Fay’s Lower East Side includes her friend the Chinese laundryman, his girlfriend who lived in one of the dilapidated yard-houses behind the cold-water flats among the wash lines and alley cats, the Gypsy neighborhood and the Gypsy October festivals where Jews bought wild Concord grapes for their Passover wines, the huge chicken market inside a post of the Williamsburg bridge, the whole neighborhood street dances every Friday night, the Election Night fires, the fabulous back room of the candy store across the street where children sat with the poker-playing racketeers after school to bring them luck, and to wait for the pennies they got when they were sent to retrieve anyone receiving a phone call on the one neighborhood phone that resided in the back of the candy store.

 

As Fay grows up she recounts stories of the burgeoning art scene, where artists were all being influenced by the new sounds of Jazz and the freedom of Modern Dance and where a painter from The Art Students League made a portrait of Fay at the age of 16 after seeing her dance, titling it “Spirit of Defiance”.

 

Fay spent most of her adult life in publishing, rising from copy editor to copy chief at Scientific American, to senior editor of The Encyclopedia Brittanica’s yearbook on new medical developments and college textbooks.

 

When Fay retired in the late 1990’s she studied “truth through art” non-fiction writing at the Gotham Writers Workshop.
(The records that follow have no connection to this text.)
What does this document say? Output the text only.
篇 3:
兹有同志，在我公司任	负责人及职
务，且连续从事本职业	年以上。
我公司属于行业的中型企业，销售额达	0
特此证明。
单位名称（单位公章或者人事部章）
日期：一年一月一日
Her teacher was Tyler C. Gore, listed several times as a Notable Essayist by The Best American Essays annual anthology and who is the editor of Literal Latte, the online literary journal based in NYC.

 

Fay’s beloved teacher and mentor found her Lower East Side stories so impressive that she soon became a regular reader at the very popular nightclub,The Knitting Factory, which used to be located near the World Trade Center. After the destruction of the area on 9/11 Fay, who is lame due to a previous dance injury and lived downtown, had difficulty navigating the city streets. She moved to Vermont in 2002.

 

When you hear Fay read from her book in her own voice…you will be transported to a Lower East Side that will never be again. Fay is still the embodiment of the Spirit of Defiance, and she will inspire everyone who hears her story.